A arte de Ricardo Ribeiro num trio de respeito
Com João Paulo Esteves da Silva e Jarrod Cagwin, Ricardo Ribeiro mostrou ao vivo porque devemos ouvir e reouvir o seu Respeitosa Mente. Seu, dele e deles, porque é trabalho do trio.
Ricardo Ribeiro tinha razão, quando disse que Respeitosa Mente, o seu novo trabalho, era fruto de um trabalho colectivo, dele e dos músicos, e que o disco reflectia isso. “O importante”, disse na entrevista que concedeu ao PÚBLICO, “não é que as pessoas percebam, é que acreditem. E que sintam o que nós temos aqui para dar.” Ora no Centro Cultural de Belém, em Lisboa, onde o disco foi apresentado ao vivo no dia 1 de Junho depois de estreado em palco na Casa da Música em 22 de Maio, essa afirmação confirmou-se plenamente.

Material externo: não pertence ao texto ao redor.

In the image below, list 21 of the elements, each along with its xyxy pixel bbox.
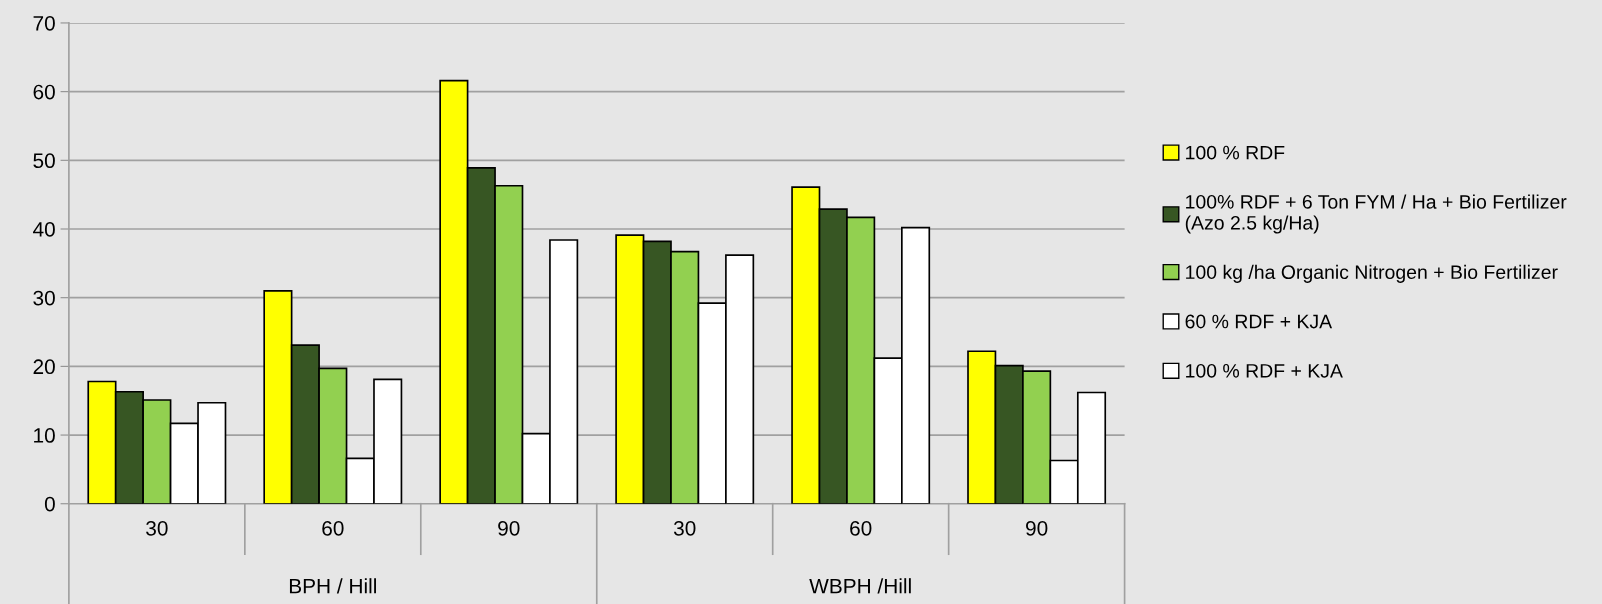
y-tick-label: 40 [33,222,55,237]
y-tick-label: 30 [33,290,55,306]
x-tick-label: 60 [322,520,344,536]
text: BPH / Hill [289,578,376,594]
y-tick-label: 60 [33,84,55,100]
x-tick-label: 30 [146,520,168,536]
x-tick-label: 90 [498,520,520,536]
x-tick-label: 90 [1026,520,1048,536]
legend-label: 100% RDF + 6 Ton FYM / Ha + Bio Fertilizer (Azo 2.5 kg/Ha) [1185,194,1567,234]
y-tick-label: 0 [44,496,55,512]
legend-label: 100 % RDF [1186,145,1285,160]
y-tick-label: 50 [33,153,55,169]
legend-label: 100 kg /ha Organic Nitrogen + Bio Fertilizer [1186,264,1558,283]
y-tick-label: 20 [33,359,55,375]
y-tick-label: 10 [34,428,55,443]
y-tick-label: 70 [33,15,55,31]
x-tick-label: 60 [850,520,872,536]
legend-label: 60 % RDF + KJA [1185,314,1333,329]
x-tick-label: 30 [673,520,696,536]
text: WBPH /Hill [809,578,911,594]
legend-label: 100 % RDF + KJA [1186,363,1343,378]
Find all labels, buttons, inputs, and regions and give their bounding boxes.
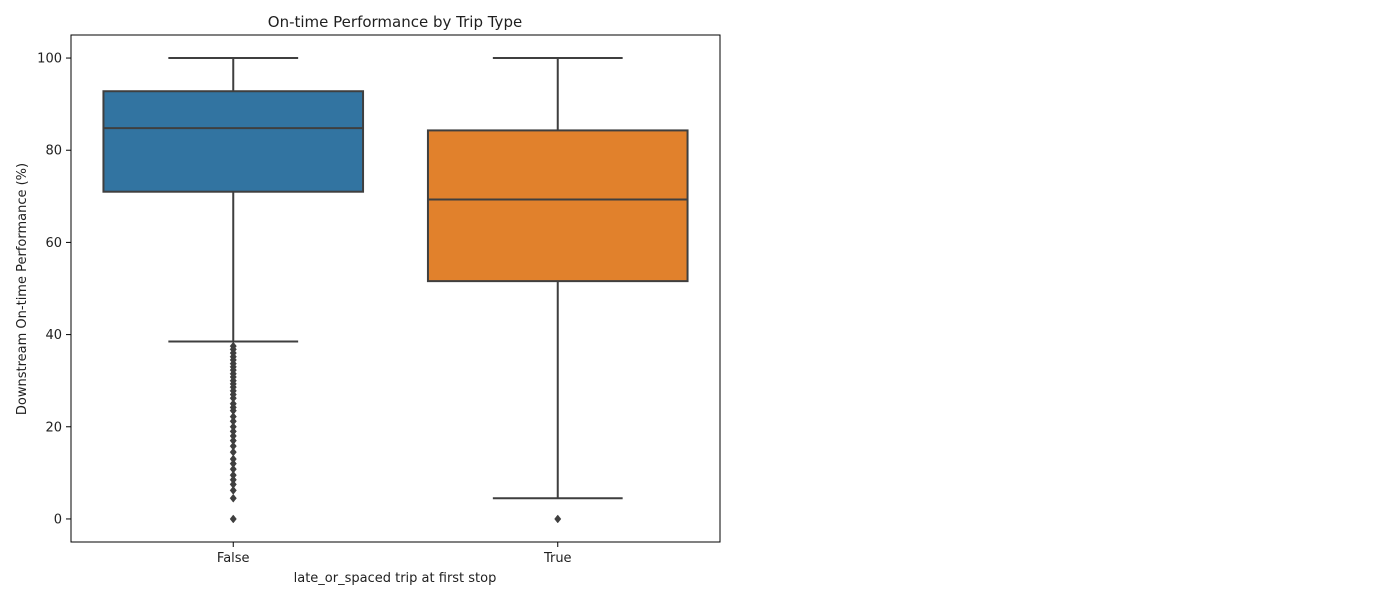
y-tick-label: 40 xyxy=(45,328,62,343)
y-tick-label: 100 xyxy=(37,52,62,67)
iqr-box xyxy=(426,129,689,283)
y-axis-label: Downstream On-time Performance (%) xyxy=(15,163,30,415)
box-group-true xyxy=(426,57,689,524)
outlier-point xyxy=(229,514,237,524)
box-group-false xyxy=(102,57,365,524)
outlier-point xyxy=(554,514,562,524)
box-series xyxy=(102,57,689,524)
x-axis-label: late_or_spaced trip at first stop xyxy=(294,571,497,586)
iqr-box xyxy=(102,90,365,193)
y-tick-label: 20 xyxy=(45,420,62,435)
y-tick-label: 80 xyxy=(45,144,62,159)
y-tick-label: 0 xyxy=(54,512,62,527)
chart-title: On-time Performance by Trip Type xyxy=(268,13,522,31)
x-tick-label: False xyxy=(217,551,250,566)
y-axis: 0 20 40 60 80 100 xyxy=(37,52,71,527)
outlier-point xyxy=(229,485,237,495)
x-tick-label: True xyxy=(543,551,572,566)
x-axis: False True xyxy=(217,542,572,566)
outlier-point xyxy=(229,493,237,503)
plot-area-frame xyxy=(70,34,721,543)
y-tick-label: 60 xyxy=(45,236,62,251)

Perante uma sala praticamente cheia, em cuja plateia se encontravam vários fadistas, Ricardo Ribeiro (voz), João Paulo Esteves da Silva (piano, e que piano!) e Jarrod Cagwin (percussões ágeis e criativas) mostraram desde o início a importância da coesão e trabalho do trio, soando a voz muitas vezes como instrumento de improvisação, enquanto se estabelecia, entre piano e percussões, os alicerces das canções, dos momentos mais líricos aos mais rítmicos, algures entre o jazz ECM e as influências arabizantes.
Ricardo começou por uma entrada “em falso”, voltando aos bastidores para logo regressar com as letras das canções (“ia logo esquecendo o mais importante”), mas isso não teve influência num bom arranque com o tema até agora mais difundido do disco, Depois de ti, com letra de Tiago Torres da Silva e música do próprio Ricardo Ribeiro. Seguiu-se-lhe Envoi (de onde foi retirado o título do disco) e Atraso, onde, numa coincidência algo divertida, quando Ricardo começou por cantar “Baixa a luz…”, a luz que incidia sobre a plateia (o espectáculo foi gravado pela RTP, para transmissão futura) baixou mesmo, ficando então reduzida ao mínimo.
Até aí, o espectáculo seguira a sequência do disco, mas depois optou por dar outra ordem às canções. E assim ouvimos a bela Derrota, com poema de Pedro Homem de Melo, seguida de uma canção com letra de Ricardo Ribeiro (“vou cantar uns versos meus, por culpa deste senhor”, disse ele, apontando para João Paulo Esteves da Silva) e de Deserta liberdade (com poema de António Ramos Rosa), só depois surgindo Alla luna, do poeta italiano Giacomo Leopardi (foi João Paulo que musicou todos eles) e que Ricardo dedicou “a uma amiga italiana, jornalista”.
Seguiu-se Um espaço e duas laranjeiras, outro grande momento da noite, que antecedeu um instrumental, Naná (que fecha o disco), que Ricardo Ribeiro compôs dedicado à sua mãe. Tão intenso quanto extenso (nele Ricardo toca guitarra clássica, como aliás também sucede em Depois de ti), foi interrompido por aplausos três vezes, até à quarta verdadeiramente terminar. Foi, em termos da reacção do público, o maior sucesso da noite e merecidamente aplaudido.
Mas o espectáculo estava ainda a dois terços. O regresso das canções fez-se com Soneto de mal amar (do disco Hoje é Assim, Amanhã Não Sei, de 2016), voltando ao disco novo com Vou fumar um cigarro (de Miguel Martins, música de João Paulo Esteves da Silva), seguida de versões de dois temas emblemáticos do cancioneiro português: Lembra-me um sonho lindo, de Fausto Bordalo Dias; e Os demónios de Alcácer-Quibir, de Sérgio Godinho. Num e noutro, Ricardo Ribeiro mostrou-se à vontade, trazendo a ambos o seu próprio dom de estilar.
O sítio (de João Paulo) e As Mondadeiras, uma quase-prece alentejana com um arranque solene, deram por terminado o concerto. Que ainda teria um encore, com as palavras de Ary dos Santos no Fado Menor, em Canto franciscano. Um final arrebatador para um concerto que confirmou a superioridade da arte vocal e interpretativa de Ricardo Ribeiro. Bem como, a par dela, a arte pianística maior de João Paulo Esteves da Silva, no piano e na composição, e a versatilidade, o bom gosto e o savoir faire percussivo do norte-americano Jarrog Cagwin.